Hyperparameter tuning#

The main hyperparameter in K-Means is k (number of clusters). Choosing the right value of k is critical because it directly affects model performance. There are also auxiliary parameters like init, max_iter, and n_init.

1. Choosing k#

  • Elbow Method: Plot the cost function (Within-Cluster-Sum-of-Squares, WCSS) against different values of k. The “elbow point” indicates a good trade-off between variance explained and complexity.

  • Silhouette Score: Measures cohesion (how close points are in a cluster) vs separation (how far clusters are apart). Higher silhouette = better cluster quality.

  • Gap Statistic: Compares WCSS of actual clustering with WCSS of randomly generated data.

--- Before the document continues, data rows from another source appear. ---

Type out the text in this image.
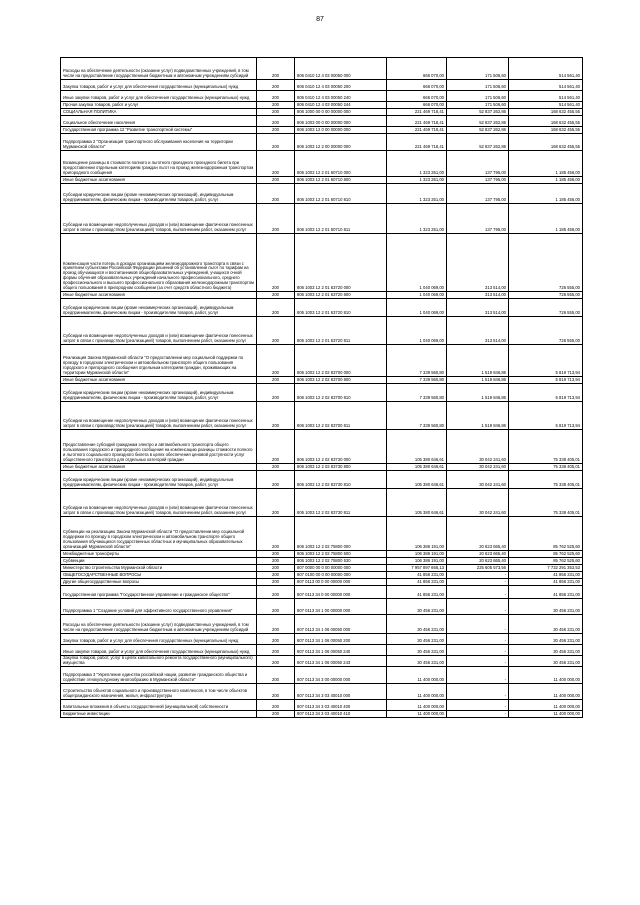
87
Расходы на обеспечение деятельности (оказание услуг) подведомственных учреждений, в том числе на предоставление государственным бюджетным и автономным учреждениям субсидий	200	806 0410 12 4 03 00050 000	666 070,00	171 506,60	514 561,40
Закупка товаров, работ и услуг для обеспечения государственных (муниципальных) нужд	200	806 0410 12 4 03 00050 200	666 070,00	171 506,60	514 561,40
Иные закупки товаров, работ и услуг для обеспечения государственных (муниципальных) нужд	200	806 0410 12 4 03 00050 240	666 070,00	171 506,60	514 561,40
Прочая закупка товаров, работ и услуг	200	806 0410 12 4 03 00050 244	666 070,00	171 506,60	514 561,40
СОЦИАЛЬНАЯ ПОЛИТИКА	200	806 1000 00 0 00 00000 000	221 469 718,41	52 837 262,86	168 632 455,55
Социальное обеспечение населения	200	806 1003 00 0 00 00000 000	221 469 718,41	52 837 262,86	168 632 455,55
Государственная программа 12 "Развитие транспортной системы"	200	806 1003 12 0 00 00000 000	221 469 718,41	52 837 262,86	168 632 455,55
Подпрограмма 2 "Организация транспортного обслуживания населения на территории Мурманской области"	200	806 1003 12 2 00 00000 000	221 469 718,41	52 837 262,86	168 632 455,55
Возмещение разницы в стоимости полного и льготного проездного проездного билета при предоставлении отдельным категориям граждан льгот на проезд железнодорожным транспортом пригородного сообщения	200	806 1003 12 2 01 60710 000	1 323 251,00	137 795,00	1 185 456,00
Иные бюджетные ассигнования	200	806 1003 12 2 01 60710 800	1 323 251,00	137 795,00	1 185 456,00
Субсидии юридическим лицам (кроме некоммерческих организаций), индивидуальным предпринимателям, физическим лицам - производителям товаров, работ, услуг	200	806 1003 12 2 01 60710 810	1 323 251,00	137 795,00	1 185 456,00
Субсидии на возмещение недополученных доходов и (или) возмещение фактически понесенных затрат в связи с производством (реализацией) товаров, выполнением работ, оказанием услуг	200	806 1003 12 2 01 60710 811	1 323 251,00	137 795,00	1 185 456,00
Компенсация части потерь в доходах организациям железнодорожного транспорта в связи с принятием субъектами Российской Федерации решений об установлении льгот по тарифам на проезд обучающихся и воспитанников общеобразовательных учреждений, учащихся очной формы обучения образовательных учреждений начального профессионального, среднего профессионального и высшего профессионального образования железнодорожным транспортом общего пользования в пригородном сообщении (за счет средств областного бюджета)	200	806 1003 12 2 01 63720 000	1 040 069,00	313 514,00	726 555,00
Иные бюджетные ассигнования	200	806 1003 12 2 01 63720 800	1 040 069,00	313 514,00	726 555,00
Субсидии юридическим лицам (кроме некоммерческих организаций), индивидуальным предпринимателям, физическим лицам - производителям товаров, работ, услуг	200	806 1003 12 2 01 63720 810	1 040 069,00	313 514,00	726 555,00
Субсидии на возмещение недополученных доходов и (или) возмещение фактически понесенных затрат в связи с производством (реализацией) товаров, выполнением работ, оказанием услуг	200	806 1003 12 2 01 63720 811	1 040 069,00	313 514,00	726 555,00
Реализация Закона Мурманской области "О предоставлении мер социальной поддержки по проезду в городском электрическом и автомобильном транспорте общего пользования городского и пригородного сообщения отдельным категориям граждан, проживающих на территории Мурманской области"	200	806 1003 12 2 02 83700 000	7 339 560,80	1 519 846,86	5 819 713,94
Иные бюджетные ассигнования	200	806 1003 12 2 02 83700 800	7 339 560,80	1 519 846,86	5 819 713,94
Субсидии юридическим лицам (кроме некоммерческих организаций), индивидуальным предпринимателям, физическим лицам - производителям товаров, работ, услуг	200	806 1003 12 2 02 83700 810	7 339 560,80	1 519 846,86	5 819 713,94
Субсидии на возмещение недополученных доходов и (или) возмещение фактически понесенных затрат в связи с производством (реализацией) товаров, выполнением работ, оказанием услуг	200	806 1003 12 2 02 83700 811	7 339 560,80	1 519 846,86	5 819 713,94
Предоставление субсидий гражданам электро и автомобильного транспорта общего пользования городского и пригородного сообщения на компенсацию разницы стоимости полного и льготного социального проездного билета в целях обеспечения ценовой доступности услуг общественного транспорта для отдельных категорий граждан	200	806 1003 12 2 02 83730 000	105 380 646,61	30 042 241,60	75 338 405,01
Иные бюджетные ассигнования	200	806 1003 12 2 02 83730 800	105 380 646,61	30 042 241,60	75 338 405,01
Субсидии юридическим лицам (кроме некоммерческих организаций), индивидуальным предпринимателям, физическим лицам - производителям товаров, работ, услуг	200	806 1003 12 2 02 83730 810	105 380 646,61	30 042 241,60	75 338 405,01
Субсидии на возмещение недополученных доходов и (или) возмещение фактически понесенных затрат в связи с производством (реализацией) товаров, выполнением работ, оказанием услуг	200	806 1003 12 2 02 83730 811	105 380 646,61	30 042 241,60	75 338 405,01
Субвенции на реализацию Закона Мурманской области "О предоставлении мер социальной поддержки по проезду в городском электрическом и автомобильном транспорте общего пользования обучающихся государственных областных и муниципальных образовательных организаций Мурманской области"	200	806 1003 12 2 02 75800 000	106 386 191,00	20 623 665,40	85 762 525,60
Межбюджетные трансферты	200	806 1003 12 2 02 75800 500	106 386 191,00	20 623 665,40	85 762 525,60
Субвенции	200	806 1003 12 2 02 75800 530	106 386 191,00	20 623 665,40	85 762 525,60
Министерство строительства Мурманской области	200	807 0000 00 0 00 00000 000	7 957 897 666,13	225 605 573,56	7 732 291 353,53
ОБЩЕГОСУДАРСТВЕННЫЕ ВОПРОСЫ	200	807 0100 00 0 00 00000 000	41 856 231,00	-	41 856 231,00
Другие общегосударственные вопросы	200	807 0113 00 0 00 00000 000	41 856 231,00	-	41 856 231,00
Государственная программа "Государственное управление и гражданское общество"	200	807 0113 34 0 00 00000 000	41 856 231,00	-	41 856 231,00
Подпрограмма 1 "Создание условий для эффективного государственного управления"	200	807 0113 34 1 00 00000 000	30 456 231,00	-	30 456 231,00
Расходы на обеспечение деятельности (оказание услуг) подведомственных учреждений, в том числе на предоставление государственным бюджетным и автономным учреждениям субсидий	200	807 0113 34 1 06 00050 000	30 456 231,00	-	30 456 231,00
Закупка товаров, работ и услуг для обеспечения государственных (муниципальных) нужд	200	807 0113 34 1 06 00050 200	30 456 231,00	-	30 456 231,00
Иные закупки товаров, работ и услуг для обеспечения государственных (муниципальных) нужд	200	807 0113 34 1 06 00050 240	30 456 231,00	-	30 456 231,00
Закупка товаров, работ, услуг в целях капитального ремонта государственного (муниципального) имущества	200	807 0113 34 1 06 00050 243	30 456 231,00	-	30 456 231,00
Подпрограмма 3 "Укрепление единства российской нации, развитие гражданского общества и содействие этнокультурному многообразию в Мурманской области"	200	807 0113 34 3 00 00000 000	11 400 000,00	-	11 400 000,00
Строительство объектов социального и производственного комплексов, в том числе объектов общегражданского назначения, жилья, инфраструктуры	200	807 0113 34 3 03 40010 000	11 400 000,00	-	11 400 000,00
Капитальные вложения в объекты государственной (муниципальной) собственности	200	807 0113 34 3 03 40010 400	11 400 000,00	-	11 400 000,00
Бюджетные инвестиции	200	807 0113 34 3 03 40010 410	11 400 000,00	-	11 400 000,00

2. Initialization method (init)#

  • k-means++ (default): Ensures initial centroids are well spread out, improving convergence.

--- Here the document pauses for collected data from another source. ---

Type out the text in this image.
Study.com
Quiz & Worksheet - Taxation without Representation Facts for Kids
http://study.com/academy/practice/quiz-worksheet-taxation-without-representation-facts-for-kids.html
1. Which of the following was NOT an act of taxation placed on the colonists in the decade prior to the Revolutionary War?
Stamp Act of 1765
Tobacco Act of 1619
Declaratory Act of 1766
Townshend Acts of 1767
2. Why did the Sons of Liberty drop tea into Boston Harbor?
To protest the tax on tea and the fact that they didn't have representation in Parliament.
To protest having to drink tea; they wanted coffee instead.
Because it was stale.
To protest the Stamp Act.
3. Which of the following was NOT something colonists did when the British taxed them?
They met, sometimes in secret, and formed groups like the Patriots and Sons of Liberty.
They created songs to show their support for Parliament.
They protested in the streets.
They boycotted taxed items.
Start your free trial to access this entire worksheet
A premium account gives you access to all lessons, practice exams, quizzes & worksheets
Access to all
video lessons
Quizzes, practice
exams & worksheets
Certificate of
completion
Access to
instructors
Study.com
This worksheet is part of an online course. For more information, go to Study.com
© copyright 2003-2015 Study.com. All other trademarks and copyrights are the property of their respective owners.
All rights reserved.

  • Random: Risk of poor local minima, but with n_init > 1, mitigated.

3. Number of runs (n_init)#

  • Run clustering multiple times with different centroid seeds, then choose the best outcome. Higher n_init reduces sensitivity to bad initialization.

4. Maximum iterations (max_iter)#

  • Ensures convergence. Usually defaults (like 300) are sufficient, but can be tuned for speed vs stability.


Handling Overfitting and Underfitting in K-Means#

Though clustering is unsupervised (no labels), the concepts of underfitting/overfitting still apply in terms of cluster quality.

Underfitting (too simple clusters)#

  • Cause:

    • Choosing too few clusters (k too small).

    • Poor initialization.

  • Symptoms:

    • High WCSS (large distances within clusters).

    • Low silhouette score.

  • Fix:

    • Increase k.

    • Use k-means++ instead of random init.

    • Increase n_init.

Overfitting (too many clusters)#

  • Cause:

    • Choosing k too large.

  • Symptoms:

    • Very low WCSS but clusters don’t generalize (each point may form its own cluster).

    • Silhouette score decreases after some point.

  • Fix:

    • Use elbow method or silhouette score to cap k.

    • Regularize by preferring simpler solutions (Occam’s razor).


In short

  • Tune k carefully using elbow, silhouette, or gap statistic.

  • Use k-means++ and n_init > 10 for stability.

  • Balance k to avoid under/overfitting: too low = coarse clusters, too high = fragmented clusters.